In these times when so many throughout the Anglosphere appear committed to relinquishing their liberty for social welfare goodies, we do well to recount the price paid by those who won that liberty for us in the first place.

Here, on the occassion of the 233rd signing of the American Declaration of Independence, is one such recounting. (Beak tip to Mark Block of Americans for Prosperity).
Have you ever wondered what happened to the 56 men who signed the Declaration of Independence?

Five signers were captured by the British as traitors, and tortured before they died.

Twelve had their homes ransacked and burned.

Two lost their sons serving in the Revolutionary Army; another had two sons captured.

Nine of the 56 fought and died from wounds or hardships of theRevolutionary War.

They signed and they pledged their lives, their fortunes, and their sacred honor. What kind of men were they?

Twenty-four were lawyers and jurists.

Eleven were merchants, nine were farmers and large plantation owners; men of means, well educated, but they signed the Declaration of Independence knowing full well that the penalty would be death if they were captured.

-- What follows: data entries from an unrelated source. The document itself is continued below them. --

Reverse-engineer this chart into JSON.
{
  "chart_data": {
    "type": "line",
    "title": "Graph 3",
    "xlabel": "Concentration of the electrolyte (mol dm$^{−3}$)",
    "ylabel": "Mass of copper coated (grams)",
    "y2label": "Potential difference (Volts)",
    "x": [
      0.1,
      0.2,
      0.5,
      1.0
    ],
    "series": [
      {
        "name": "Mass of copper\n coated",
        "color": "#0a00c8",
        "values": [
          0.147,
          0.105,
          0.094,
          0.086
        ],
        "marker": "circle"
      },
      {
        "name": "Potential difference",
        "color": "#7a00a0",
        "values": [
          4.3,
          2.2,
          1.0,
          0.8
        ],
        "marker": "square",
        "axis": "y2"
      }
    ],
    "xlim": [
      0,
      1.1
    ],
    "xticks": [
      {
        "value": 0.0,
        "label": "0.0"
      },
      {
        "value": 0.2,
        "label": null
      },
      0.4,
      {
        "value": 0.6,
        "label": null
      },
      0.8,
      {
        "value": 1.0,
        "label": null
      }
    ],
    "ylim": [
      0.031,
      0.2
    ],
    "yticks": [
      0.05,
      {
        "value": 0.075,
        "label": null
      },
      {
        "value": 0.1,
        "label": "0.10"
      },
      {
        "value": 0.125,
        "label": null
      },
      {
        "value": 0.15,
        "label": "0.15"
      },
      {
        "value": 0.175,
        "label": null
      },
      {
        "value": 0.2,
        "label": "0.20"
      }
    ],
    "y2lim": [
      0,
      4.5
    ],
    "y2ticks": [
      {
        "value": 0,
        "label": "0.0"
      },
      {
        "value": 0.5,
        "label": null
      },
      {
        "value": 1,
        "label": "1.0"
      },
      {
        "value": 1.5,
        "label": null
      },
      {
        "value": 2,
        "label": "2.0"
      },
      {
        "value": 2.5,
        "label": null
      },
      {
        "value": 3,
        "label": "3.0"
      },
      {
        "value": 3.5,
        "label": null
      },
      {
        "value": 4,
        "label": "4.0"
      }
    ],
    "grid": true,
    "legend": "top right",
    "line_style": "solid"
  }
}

Carter Braxton of Virginia, a wealthy planter and trader, saw his ships swept from the seas by the British Navy. He sold his home and properties to pay his debts, and died in rags.

Thomas McKeam was so hounded by the British that he was forced to move his family almost constantly. He served in the Congress without pay, and his family was kept in hiding. His possessions were taken from him, and poverty was his reward.

Vandals or soldiers looted the properties of Dillery, Hall, Clymer,Walton, Gwinnett, Heyward, Ruttledge, and Middleton.

At the battle of Yorktown, Thomas Nelson, Jr., noted that the British General Cornwallis had taken over the Nelson home for his headquarters. He quietly urged General George Washington to open fire. The home was destroyed, and Nelson died bankrupt.

Francis Lewis had his home and properties destroyed. The enemy jailed his wife, and she died within a few months.

John Hart was driven from his wife's bedside as she was dying. Their 13 children fled for their lives. His fields and his gristmill were laid to waste. For more than a year he lived in forests and caves, returning home to find his wife dead and his children vanished.
Something to ponder. Something to share. As we line up for our federal "freebies", what exactly are we providing in exchange? The 56 signers of the Declaration just might have something to say about that.